Harburg
Kirchenkreis Hittfeld

„Unsere Kirchen bleiben erhalten“

Der Kirchenkreistag Hittfeld diskutierte das zukünftige Gebäudemanagement

Der Kirchenkreistag Hittfeld diskutierte das zukünftige Gebäudemanagement

Foto: C. Wöhling / HA

Gemeinden sollen Strukturwandel mitgestalten – Kirchenkreis Hittfeld diskutiert Gebäudemanagement.

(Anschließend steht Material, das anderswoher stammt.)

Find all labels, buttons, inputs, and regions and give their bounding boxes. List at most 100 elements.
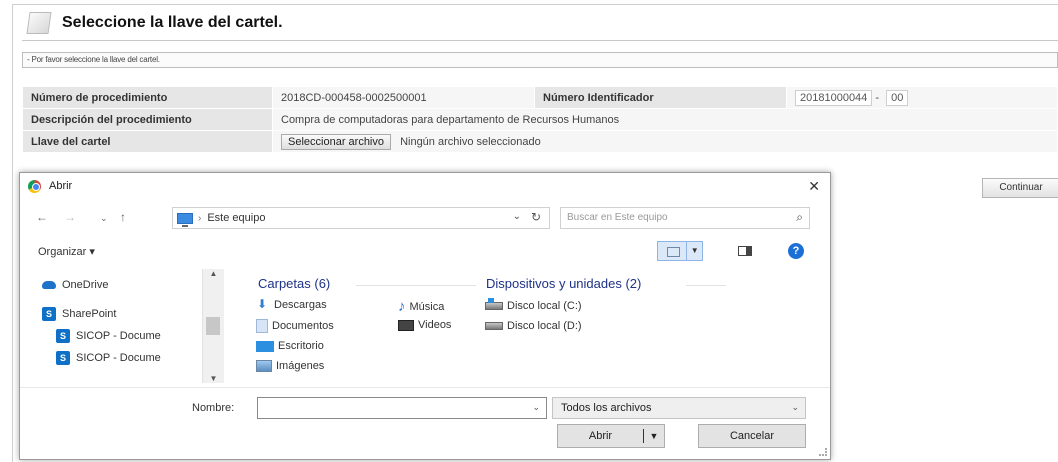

Hittfeld.  Die Kirche steht vor gewaltigen Aufgaben. Der demografische Wandel, Mitgliederschwund, sinkende Kirchensteuereinnahme und nicht zuletzt Nachwuchssorgen bei den Theologen machen einen Strukturwandel notwendig, von dem auch der Kirchenkreis Hittfeld betroffen ist. Während seines jüngsten Kreistages in Jesteburg setzte sich der Kirchenkreis Hittfeld deshalb besonders mit diesen Fragen auseinander: Wie steht es um unsere Kirchen, Pfarr- und Gemeindehäuser? Wie muss ein Gebäudemanagement aussehen, das auch in Zukunft noch tragfähig ist?

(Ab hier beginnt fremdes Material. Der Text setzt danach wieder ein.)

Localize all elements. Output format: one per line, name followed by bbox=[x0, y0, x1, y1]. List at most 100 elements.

Ein Thema, das allenthalten unter den Nägeln brennt. So wie im Kirchenkreis Ost, zu dem große Teile Hamburgs und auch der Bezirk Harburg gehören. Dort, auf Hamburger Stadtgebiet, sollen in den nächsten Jahren 39 Kirchen aufgegeben werden. Zwar passt auch in vielen Regionen der Evangelischen Landeskirche Hannovers der vorhandene kirchliche Gebäudebestand nicht mehr mit dem Rückgang der Mitgliederzahlen zusammen. Oft seien die Gebäude zu groß, zu teuer im Unterhalt, zu alt oder sie entsprechen nicht mehr den Anforderungen an Sicherheit und Attraktivität: „Aber Kirchenschließungen sind für uns kein Thema“, sagte Superintendent Dirk Jäger während des Kirchenkreistages.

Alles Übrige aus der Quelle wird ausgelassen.